Dans le livre " Die Transvestiten" de Magnus Hirschfeld il y a un témoignage de 1910, sans-doute celui de Dora,
le voici:
Quand, je mettais une robe de femme, ma perception du monde qui m'entourait changeait totalement. Pendant cette métamorphose qui inclut aussi la façon dont j'arrange mes cheveux, j'ai une vision du monde très différente.
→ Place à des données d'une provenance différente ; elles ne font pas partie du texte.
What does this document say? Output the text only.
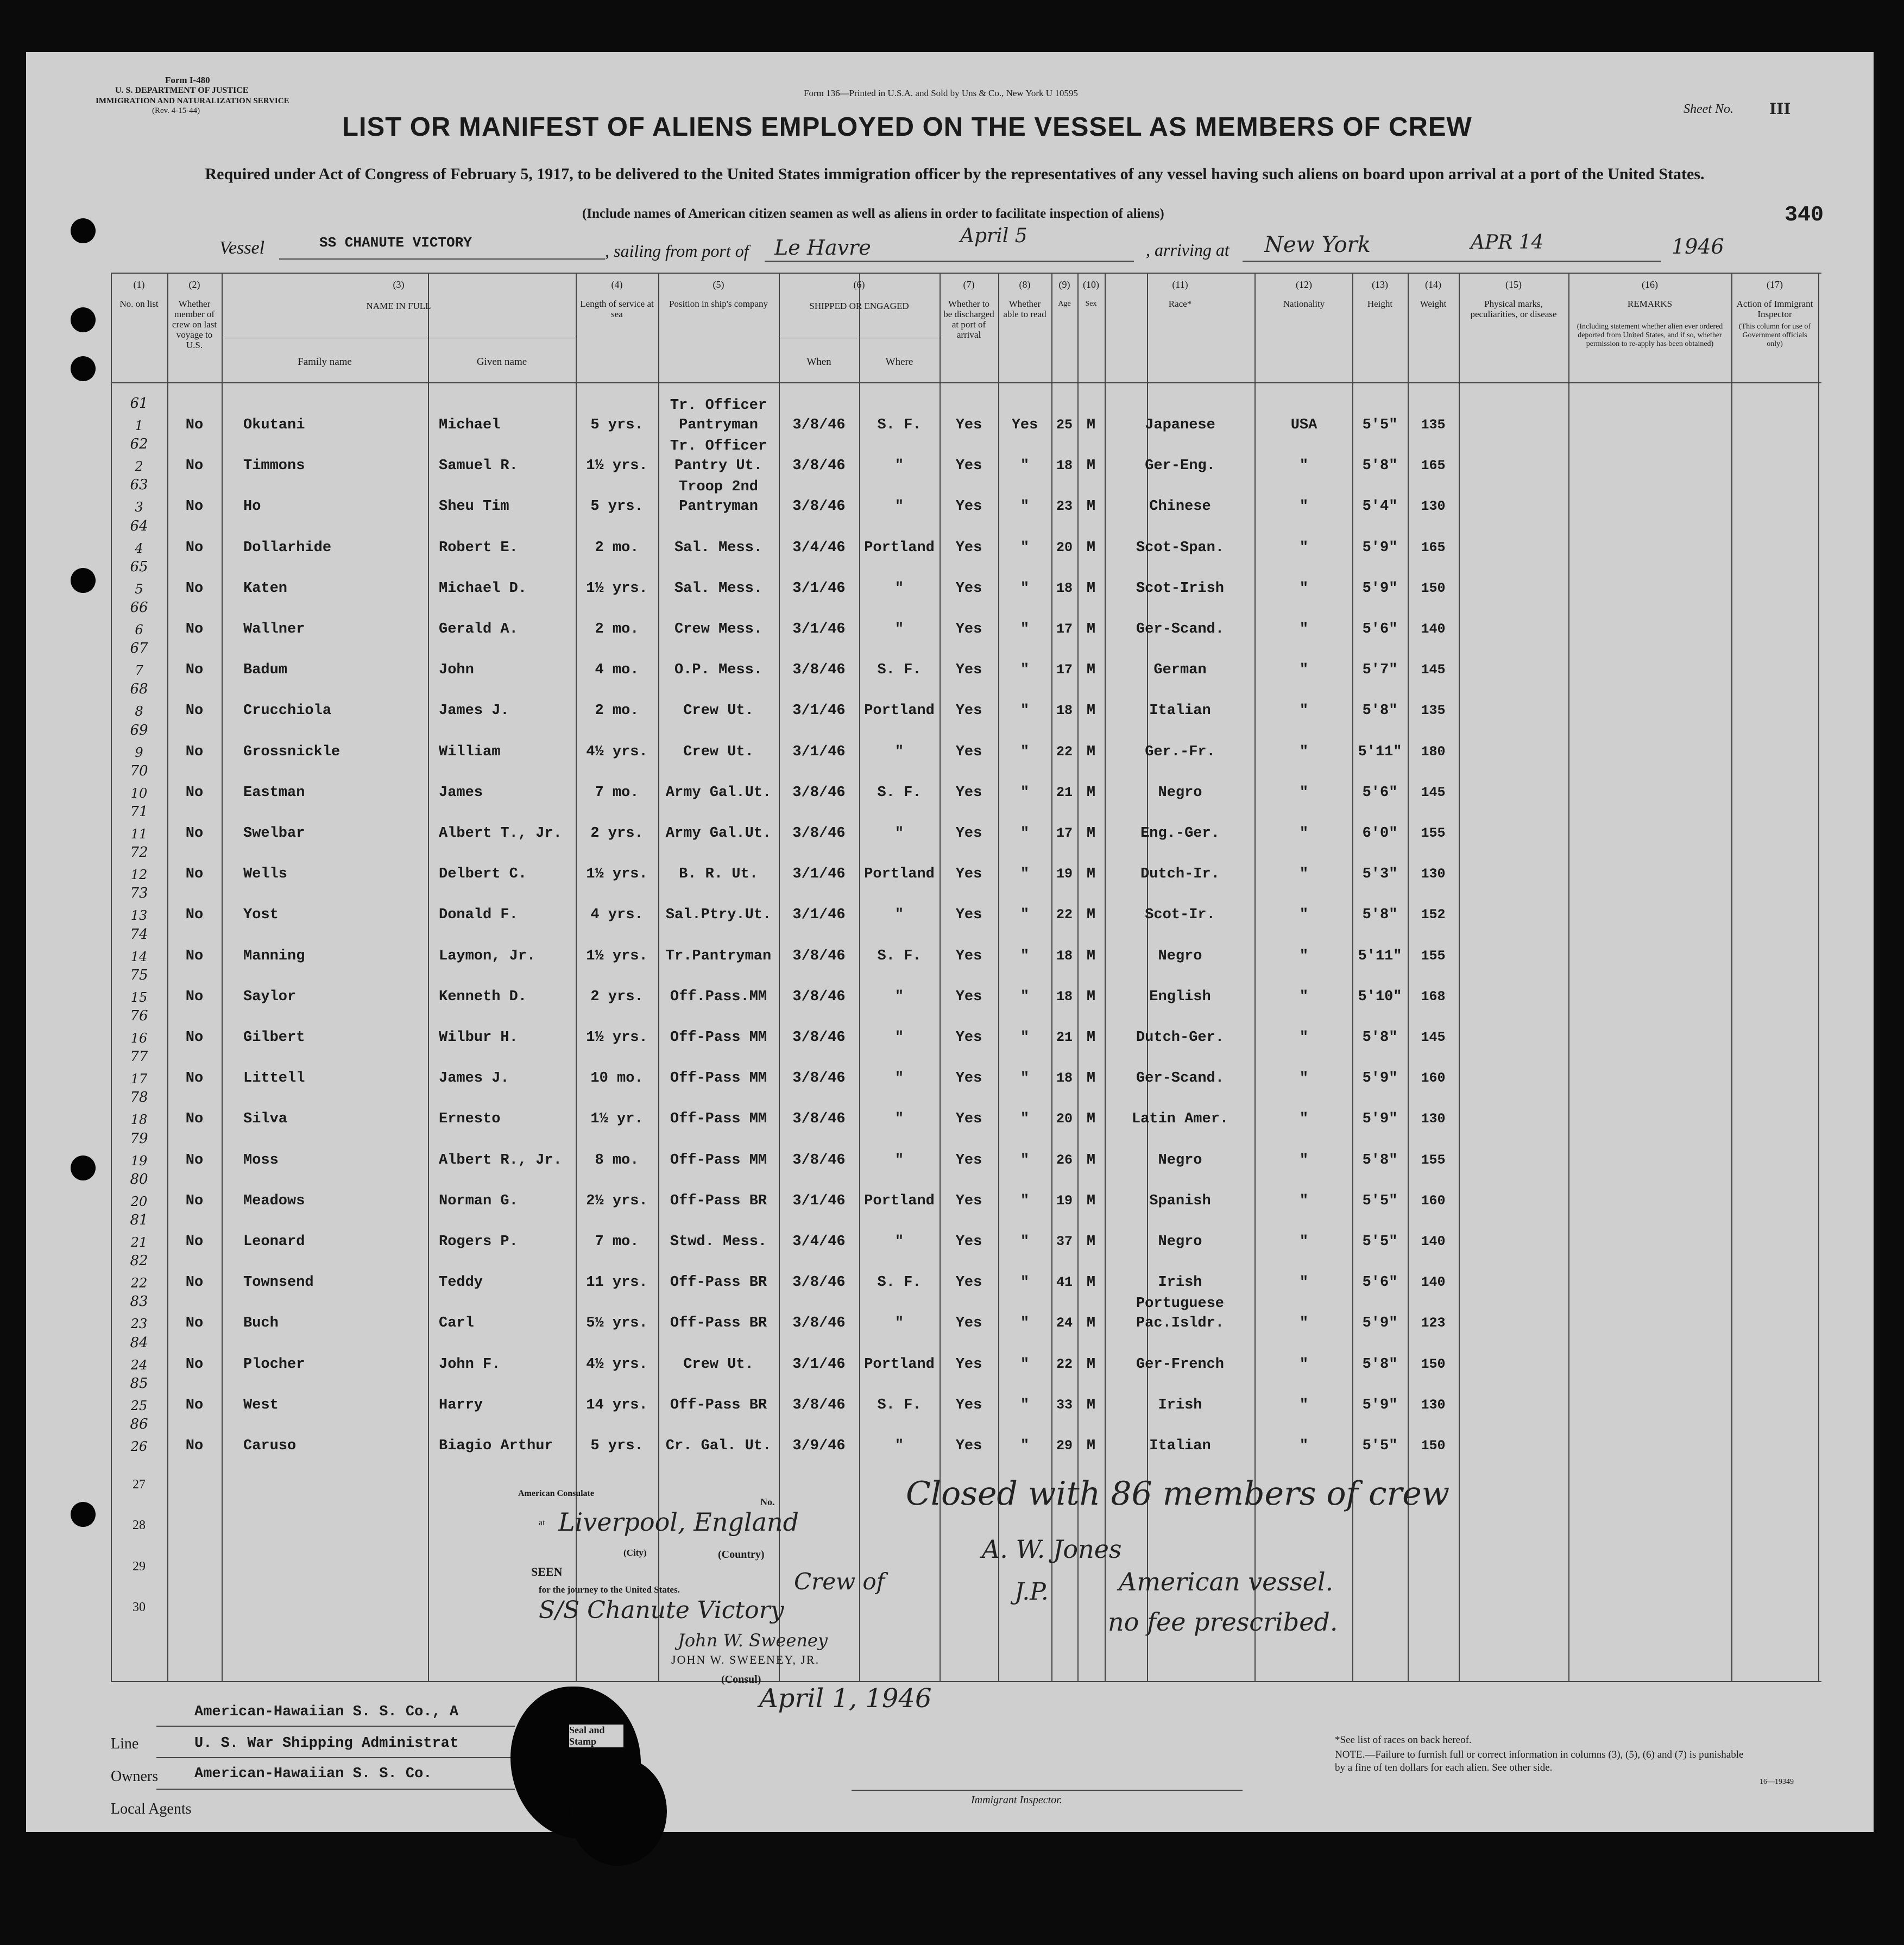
Form I-480
U. S. DEPARTMENT OF JUSTICE
IMMIGRATION AND NATURALIZATION SERVICE
(Rev. 4-15-44)
Form 136—Printed in U.S.A. and Sold by Uns & Co., New York U 10595
Sheet No. III
LIST OR MANIFEST OF ALIENS EMPLOYED ON THE VESSEL AS MEMBERS OF CREW
Required under Act of Congress of February 5, 1917, to be delivered to the United States immigration officer by the representatives of any vessel having such aliens on board upon arrival at a port of the United States.
(Include names of American citizen seamen as well as aliens in order to facilitate inspection of aliens)	340
Vessel	SS CHANUTE VICTORY	, sailing from port of Le Havre	April 5
, arriving at New York	APR 14	1946
(1)
No. on list
(2)
Whether member of crew on last voyage to U.S.
(3)
NAME IN FULL
Family name	Given name
(4)
Length of service at sea
(5)
Position in ship's company
(6)
SHIPPED OR ENGAGED
When	Where
(7)
Whether to be discharged at port of arrival
(8)
Whether able to read
(9)
Age
(10)
Sex
(11)
Race*
(12)
Nationality
(13)
Height
(14)
Weight
(15)
Physical marks, peculiarities, or disease
(16)
REMARKS
(Including statement whether alien ever ordered deported from United States, and if so, whether permission to re-apply has been obtained)
(17)
Action of Immigrant Inspector
(This column for use of Government officials only)
61
1	No	Okutani	Michael	5 yrs.
Tr. Officer
Pantryman	3/8/46	S. F.	Yes	Yes	25 M	Japanese	USA	5'5"	135
62
2	No	Timmons	Samuel R.	1½ yrs.
Tr. Officer
Pantry Ut.	3/8/46	"	Yes	"	18 M	Ger-Eng.	"	5'8"	165
63
3	No	Ho	Sheu Tim	5 yrs.
Troop 2nd
Pantryman	3/8/46	"	Yes	"	23 M	Chinese	"	5'4"	130
64
4	No	Dollarhide	Robert E.	2 mo.	Sal. Mess.	3/4/46	Portland	Yes	"	20 M	Scot-Span.	"	5'9"	165
65
5	No	Katen	Michael D.	1½ yrs.	Sal. Mess.	3/1/46	"	Yes	"	18 M	Scot-Irish	"	5'9"	150
66
6	No	Wallner	Gerald A.	2 mo.	Crew Mess.	3/1/46	"	Yes	"	17 M	Ger-Scand.	"	5'6"	140
67
7	No	Badum	John	4 mo.	O.P. Mess.	3/8/46	S. F.	Yes	"	17 M	German	"	5'7"	145
68
8	No	Crucchiola	James J.	2 mo.	Crew Ut.	3/1/46	Portland	Yes	"	18 M	Italian	"	5'8"	135
69
9	No	Grossnickle	William	4½ yrs.	Crew Ut.	3/1/46	"	Yes	"	22 M	Ger.-Fr.	"	5'11"	180
70
10	No	Eastman	James	7 mo.	Army Gal.Ut.	3/8/46	S. F.	Yes	"	21 M	Negro	"	5'6"	145
71
11	No	Swelbar	Albert T., Jr.	2 yrs.	Army Gal.Ut.	3/8/46	"	Yes	"	17 M	Eng.-Ger.	"	6'0"	155
72
12	No	Wells	Delbert C.	1½ yrs.	B. R. Ut.	3/1/46	Portland	Yes	"	19 M	Dutch-Ir.	"	5'3"	130
73
13	No	Yost	Donald F.	4 yrs.	Sal.Ptry.Ut.	3/1/46	"	Yes	"	22 M	Scot-Ir.	"	5'8"	152
74
14	No	Manning	Laymon, Jr.	1½ yrs.	Tr.Pantryman	3/8/46	S. F.	Yes	"	18 M	Negro	"	5'11"	155
75
15	No	Saylor	Kenneth D.	2 yrs.	Off.Pass.MM	3/8/46	"	Yes	"	18 M	English	"	5'10"	168
76
16	No	Gilbert	Wilbur H.	1½ yrs.	Off-Pass MM	3/8/46	"	Yes	"	21 M	Dutch-Ger.	"	5'8"	145
77
17	No	Littell	James J.	10 mo.	Off-Pass MM	3/8/46	"	Yes	"	18 M	Ger-Scand.	"	5'9"	160
78
18	No	Silva	Ernesto	1½ yr.	Off-Pass MM	3/8/46	"	Yes	"	20 M	Latin Amer.	"	5'9"	130
79
19	No	Moss	Albert R., Jr.	8 mo.	Off-Pass MM	3/8/46	"	Yes	"	26 M	Negro	"	5'8"	155
80
20	No	Meadows	Norman G.	2½ yrs.	Off-Pass BR	3/1/46	Portland	Yes	"	19 M	Spanish	"	5'5"	160
81
21	No	Leonard	Rogers P.	7 mo.	Stwd. Mess.	3/4/46	"	Yes	"	37 M	Negro	"	5'5"	140
82
22	No	Townsend	Teddy	11 yrs.	Off-Pass BR	3/8/46	S. F.	Yes	"	41 M	Irish	"	5'6"	140
83
23	No	Buch	Carl	5½ yrs.	Off-Pass BR	3/8/46	"	Yes	"	24 M
Portuguese
Pac.Isldr.	"	5'9"	123
84
24	No	Plocher	John F.	4½ yrs.	Crew Ut.	3/1/46	Portland	Yes	"	22 M	Ger-French	"	5'8"	150
85
25	No	West	Harry	14 yrs.	Off-Pass BR	3/8/46	S. F.	Yes	"	33 M	Irish	"	5'9"	130
86
26	No	Caruso	Biagio Arthur	5 yrs.	Cr. Gal. Ut.	3/9/46	"	Yes	"	29 M	Italian	"	5'5"	150
27
28
29
30
American Consulate
No.
at Liverpool, England
(City)	(Country)
SEEN
for the journey to the United States.	Crew of
S/S Chanute Victory
John W. Sweeney
JOHN W. SWEENEY, JR.
(Consul)
April 1, 1946
Closed with 86 members of crew
A. W. Jones
J.P.	American vessel.
no fee prescribed.
Line
American-Hawaiian S. S. Co., A
Owners
U. S. War Shipping Administrat
Local Agents
American-Hawaiian S. S. Co.
Seal and Stamp
Immigrant Inspector.
*See list of races on back hereof.
NOTE.—Failure to furnish full or correct information in columns (3), (5), (6) and (7) is punishable by a fine of ten dollars for each alien. See other side.
16—19349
Le monde m'affecte également de manière différente, d'une manière plus douce, plus délicate,ce qui me pousse à apprécier cette douceur et cette délicatesse".


Notes:
On retrouve de mêmes informations sur divers livres dont celui de Maxime Foerster ( Elle ou Lui)  mais je souhaitais aborder
l'évolution de la transidentité  sous cet angle et quelques rappels répétés de notre histoire ne peut pas faire de mal.

Hirschfeld Magnus: né le 14 mai 1868, à Kolberg en Poméranie  Prussienne, aujourd'hui Kolobrzeg, port polonais sir la Baltique et décédé également un 14 mai en 1935 à Nice . Magnus Hirschfeld fut le premier médecin à étudier la sexualité humaine sur des bases scientifiques et de manière globale.

Abraham Félix : né le 30 août 1901, à Francfort sur Main, décédé à Florence en 1937, ce chirurgien a effectué en collaboration avec Ludwig Lévy-Lenz et pour la première fois dans le monde, la création d'un pseudo-vagin sur Rudolph Richter dit Dorchen ou Dora en 1932 .

Lévy-Lenz Ludwig né à Posen, aujourd'hui Poznan en Pologne, émigré en Egypte pendant la seconde guerre mondiale et décédé à Berlin en 1966

En ce qui concerne les chirurgiens pionniers de la réassignation génitale, ils ont beaucoup appris de la chirurgie réparatrice effectuée sur certains mutilés de la Grande Guerre.

Benjamin Harry: né le 12 janvier 1885 à Berlin, décédé à New York le 24 août 1986. Endocrinologue et sexologue américain d'origine allemande, en référence à ses travaux, on désigne parfois la transidentité ou plutôt la dysphorie de genre par celui de syndrome de Benjamin, mais pour Harry Benjamin seul l'emploi des hormones associé à des chirurgies de réassignation pouvaient répondre à ce syndrome!!!.

Cauldwell David Olivier : sexologue né le 17 juin 1897 à Cleveland dans l'Ohio, décédé le 30 août 1956 à El Paso au Texas.

Schwindenhammer Marie-Andrée : née en 1909, décédée en 1981 a posé les jalons du transexualisme en France par le biais de l'épilation définitive puis la création de l' AMAHO 5 association d'aide aux malades hormonaux, en fournissant aux transexuelles des papiers d'identité tolérés par la préfecture.

Sironi Françoise : née le 18 février 1958, psychologue et universitaire française. Elle a publiée chez Odile Jacob en 2001 " psychologie(s) des transexuels et des transgenres.